A deliciously gooey chocolate chip cookie skillet gets updated with butterscotch for a decadent treat!
Give me one cookie, and I’m a happy gal. But give me a giant chocolate chip cookie skillet, and I’m in heaven. This cookie is one big skillet of love, and that’s what makes it so heavenly to begin with.
I’ve got an imagination exercise for ya. Close your eyes for a second with me. It’s ok, don’t peak (well maybe just close one and read this because I’m sure you can’t read with your eyes closed. This is a time when I wish I was there with you to read this so you can totally be transported to deep cookie heaven).
Anyway…. imagine a gooey, chewy chocolate chip cookie with bits of butterscotch baked until just soft in a cast iron skillet. Nice and warm right out of the oven, imagine topping it with big scoops of vanilla ice cream that melt along the surface. This is pure decadence. And you deserve it all!
This chocolate chip cookie skillet isn’t for those who want to half step in the cookie department. This is about having one of those desserts that completely satisfies every cookie craving and addiction inside of you with one single bite. To create the recipe, I started with my favorite chewy chocolate chip cookie recipe. I piled the dough into my cast iron skillet and baked it until just barely cooked. I prefer my cookie underdone but if you want a crispier cookie, you can certainly bake it longer.
I didn’t let it cool long, added ice cream and dug right in. In fact, this baby didn’t last long at all.
- 2½ cups all-purpose flour
- 2 teaspoons cornstarch
- ¾ teaspoon salt
- 1 teaspoon baking powder
- 1 teaspoon baking soda
- 1 cup unsalted butter, softened to room temperature
- ½ cup granulated sugar
- 1½ cups packed brown sugar
- 1 large egg plus 2 egg yolks at room temperature
- 1 tablespoon pure vanilla extract
- 1 cup chocolate chips
- 1 cup butterscotch chips
- In a medium sized bowl, whisk together flour, cornstarch, salt, baking powder and baking soda and put aside.

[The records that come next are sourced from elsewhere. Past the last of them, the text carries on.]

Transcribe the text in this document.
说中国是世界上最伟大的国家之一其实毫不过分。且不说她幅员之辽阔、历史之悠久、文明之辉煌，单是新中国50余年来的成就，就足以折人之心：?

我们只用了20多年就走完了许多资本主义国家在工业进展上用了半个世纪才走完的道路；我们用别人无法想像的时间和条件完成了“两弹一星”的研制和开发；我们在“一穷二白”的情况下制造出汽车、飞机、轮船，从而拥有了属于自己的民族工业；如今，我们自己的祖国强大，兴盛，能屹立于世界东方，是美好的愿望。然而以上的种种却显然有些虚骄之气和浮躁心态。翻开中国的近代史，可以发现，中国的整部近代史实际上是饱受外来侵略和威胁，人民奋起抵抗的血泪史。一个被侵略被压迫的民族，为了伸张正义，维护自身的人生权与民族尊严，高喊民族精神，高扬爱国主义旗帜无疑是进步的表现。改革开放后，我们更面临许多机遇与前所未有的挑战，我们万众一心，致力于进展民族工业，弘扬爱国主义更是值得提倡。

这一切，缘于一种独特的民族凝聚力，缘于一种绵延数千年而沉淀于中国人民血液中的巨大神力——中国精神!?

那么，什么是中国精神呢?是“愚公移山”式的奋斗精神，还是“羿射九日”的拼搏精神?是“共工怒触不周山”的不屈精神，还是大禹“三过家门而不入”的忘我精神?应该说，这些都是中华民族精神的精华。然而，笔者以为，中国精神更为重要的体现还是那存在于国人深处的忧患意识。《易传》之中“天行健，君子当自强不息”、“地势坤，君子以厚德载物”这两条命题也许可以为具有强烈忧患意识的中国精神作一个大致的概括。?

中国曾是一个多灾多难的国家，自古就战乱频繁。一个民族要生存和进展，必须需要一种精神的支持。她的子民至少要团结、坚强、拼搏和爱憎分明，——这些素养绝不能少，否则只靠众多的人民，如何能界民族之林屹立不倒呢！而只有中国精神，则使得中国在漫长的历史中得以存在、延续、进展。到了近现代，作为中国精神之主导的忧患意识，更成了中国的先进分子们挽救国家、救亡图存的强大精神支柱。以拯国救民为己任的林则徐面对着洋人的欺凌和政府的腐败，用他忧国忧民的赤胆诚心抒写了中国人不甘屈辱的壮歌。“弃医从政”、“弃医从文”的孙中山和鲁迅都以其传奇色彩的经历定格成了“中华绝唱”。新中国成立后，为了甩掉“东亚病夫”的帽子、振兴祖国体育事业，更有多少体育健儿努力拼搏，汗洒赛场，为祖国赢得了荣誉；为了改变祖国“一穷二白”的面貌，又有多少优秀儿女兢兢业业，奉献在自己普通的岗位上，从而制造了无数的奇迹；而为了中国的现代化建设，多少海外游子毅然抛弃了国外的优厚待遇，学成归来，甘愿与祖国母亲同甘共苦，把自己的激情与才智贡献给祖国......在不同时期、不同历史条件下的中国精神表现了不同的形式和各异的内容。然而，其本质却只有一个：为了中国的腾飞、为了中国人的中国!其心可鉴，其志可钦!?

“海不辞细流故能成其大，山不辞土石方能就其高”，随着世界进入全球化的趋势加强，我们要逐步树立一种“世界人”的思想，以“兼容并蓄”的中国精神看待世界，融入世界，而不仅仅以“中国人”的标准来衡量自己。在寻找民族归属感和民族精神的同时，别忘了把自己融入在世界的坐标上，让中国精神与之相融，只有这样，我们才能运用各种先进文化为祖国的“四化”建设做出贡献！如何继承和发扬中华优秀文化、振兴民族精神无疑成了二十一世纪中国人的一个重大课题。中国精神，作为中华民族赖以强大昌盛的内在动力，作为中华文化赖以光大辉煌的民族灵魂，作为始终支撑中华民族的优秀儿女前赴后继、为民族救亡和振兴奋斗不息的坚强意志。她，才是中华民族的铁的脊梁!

- In the bowl of your mixer, add butter and both granulated and brown sugars and cream together for 3-4 minutes on high until light and fluffy.
- Next add in eggs one at a time beating until incorporated. Then add in pure vanilla extract and beat until smooth.
- Turn down your mixer to low and add in flour mixture in three intervals beating after each addition until well-combined. Lastly, stir in chocolate chips and butterscotch chips.
- Place dough in the refrigerator for at least 1 hour. Two hours is even better.
- Preheat oven to 350 degrees.
- Spray a cast iron or deep dish skillet with non-stick baking spray.
- Pat all of cookie dough into the pan then bake for 20-35 minutes depending on how well done you want the cookie to be.
- Cookie may seem underdone but let it cool until warm to begin setting then serve.